A Justiça Federal negou nesta quarta-feira (8/5) o pedido da Advocacia-Geral da União (AGU) para obrigar as mineradoras Samarco, Vale e BHP a depositar em juízo, no prazo de 15 dias, R$ 79,6 bilhões como forma de reparação em decorrência do rompimento da barragem de Fundão, em Mariana, na Região Central de Minas Gerais, em novembro de 2015.
A tragédia despejou uma onda de lama no distrito de Bento Rodrigues, deixando 19 mortos e centenas de desabrigados, além de atingir comunidades, mata e toda a extensão do rio Doce até o mar do Espírito Santo.
O valor pleiteado pela AGU corresponde à atualização monetária dos R$ 47,6 bilhões definidos em sentença proferida em janeiro deste ano pela 4ª Vara Federal Cível e Agrária de Belo Horizonte, após ação civil pública aberta pelo Ministério Público Federal (MPF). As mineradoras foram condenadas a realizar o pagamento a título de danos morais coletivos.
A União teve como objetivo o cumprimento imediato da sentença, mesmo havendo recursos das empresas que ainda não foram julgados. No entanto, caso o depósito não fosse feito no prazo, a AGU pediu que a Justiça determinasse o bloqueio de ativos financeiros das mineradoras. Não sendo essa medida suficiente, a Advocacia-Geral da União apontou para a possibilidade de penhora de parte das ações e de 5% do faturamento, além dos bloqueios dos bens imóveis e da distribuição de lucros.
Na sentença que a reportagem teve acesso, o juiz substituto Vinicius Cobucci argumentou que "o cumprimento provisório de sentença não trará soluções definitivas e apenas ampliará a judicialização, com a criação de incidentes desnecessários, porque a lei processual civil brasileira assim permite". "Ademais, BHP e Vale têm condições econômicas de arcar com a condenação e não é preciso qualquer medida de constrição no momento", frisou.

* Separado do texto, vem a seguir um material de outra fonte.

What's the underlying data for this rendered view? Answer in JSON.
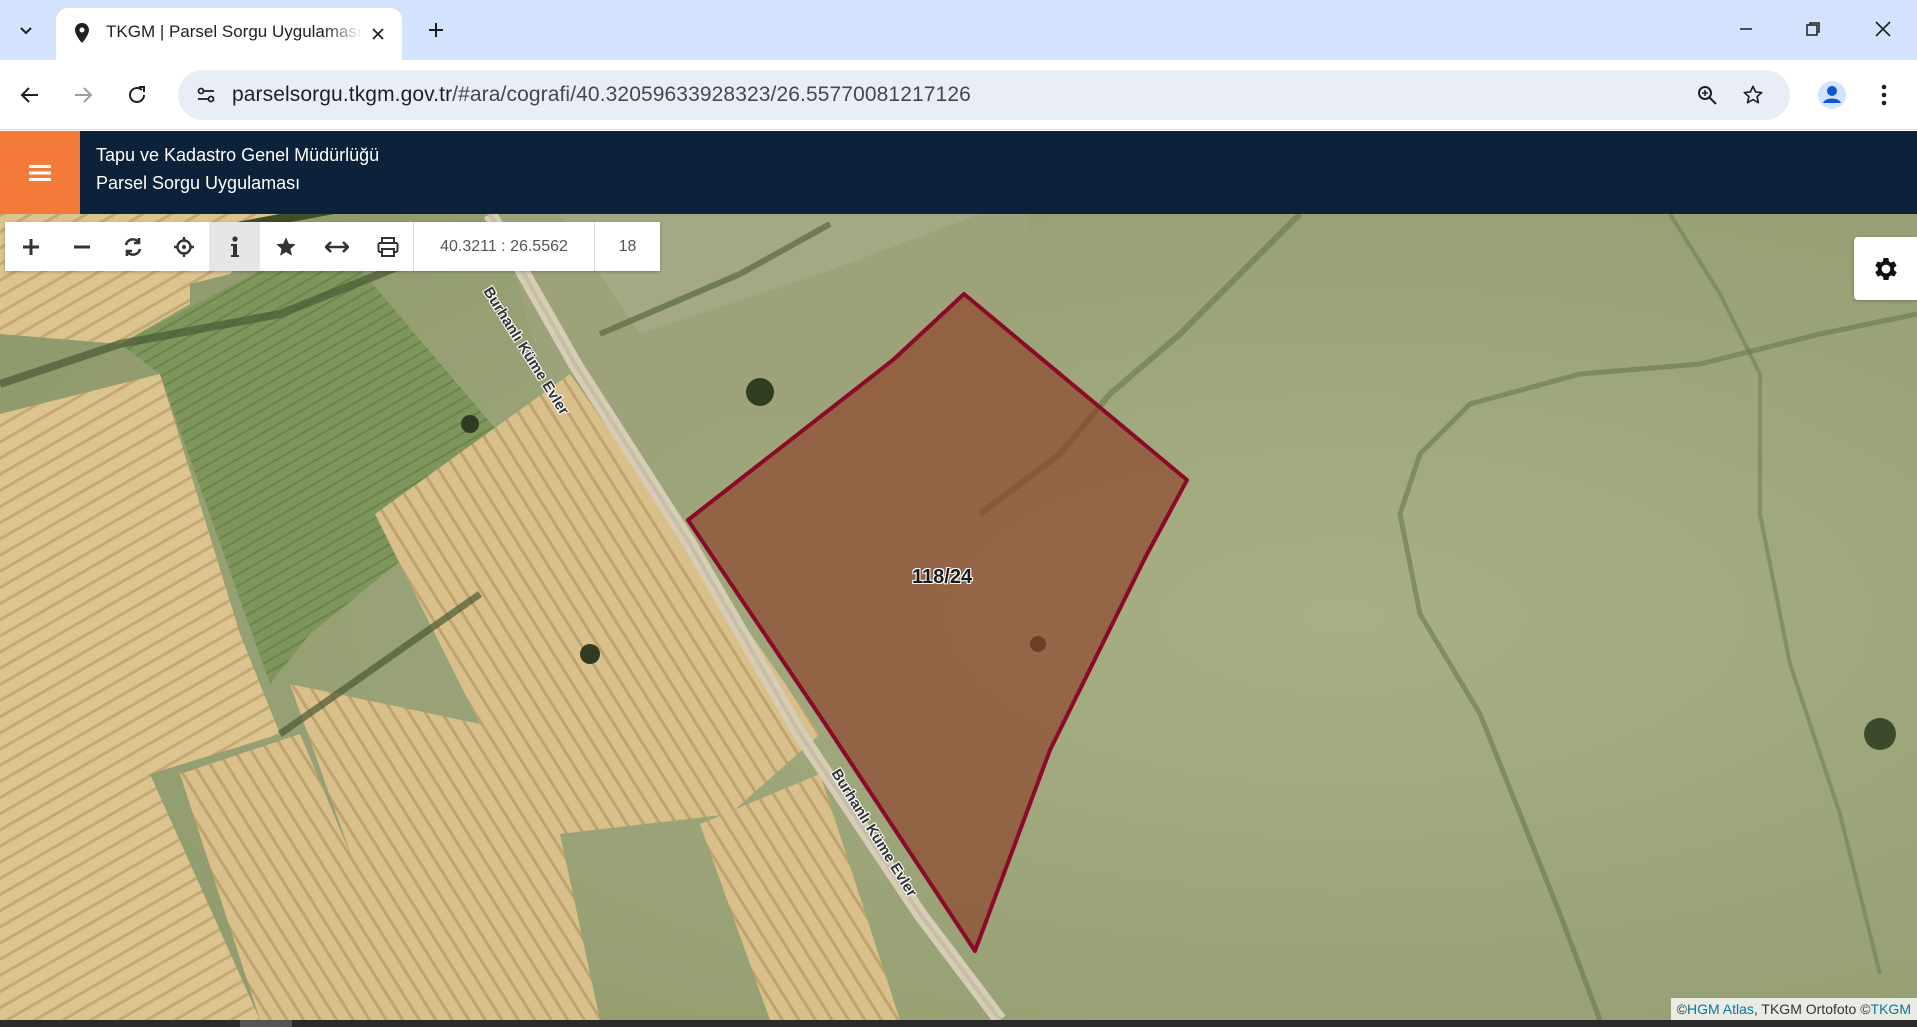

Ao recorrer à Justiça Federal, a AGU havia ponderado que "já é hora do Estado e da sociedade brasileira receberem uma resposta concreta". "Não podemos esperar mais uma década. É premente a execução provisória do título, pois o meio ambiente e as pessoas afetadas têm urgência na reparação e as causadoras do dano não podem permanecer em situação de conforto, atuando de forma a procrastinar os processos e a responsabilização pelos efeitos de seus atos”, completou.
O juiz, no entanto, lembrou que, em 2016, a própria União foi arquiteta de um "sistema extrajudicial de reparação do desastre por meio de obrigações de fazer", quando ocorreu a criação da Fundação Renova, mantida pela Samarco, Vale e BHP. Nesse sentido, as três mineradoras, o governo federal e os governos de Minas Gerais e do Espírito Santo firmaram à época um termo de transação e ajustamento de conduta (TTAC).
"O Ministério Público Federal se opôs ao modelo e ingressou com nova ação civil pública que resultou na condenação que se pretende executar. O atraso de nove anos, em parte, também é imputável ao poder público que tem sua responsabilidade no atual cenário. Os fundamentos da demora não podem isentar a União da sua própria participação enquanto autora e idealizadora de um modelo de reparação por meio de obrigações de fazer. Dito isso, não se pode adotar uma decisão utilitarista baseada apenas na demora, porque o cenário real é muito mais complexo", avaliou o magistrado.
Logo, Cobucci indeferiu o pedido de cumprimento provisório de sentença, tendo em vista que "a questão já foi resolvida na decisão original, a qual expressamente afirmou que sua execução seria feita após o trânsito em julgado".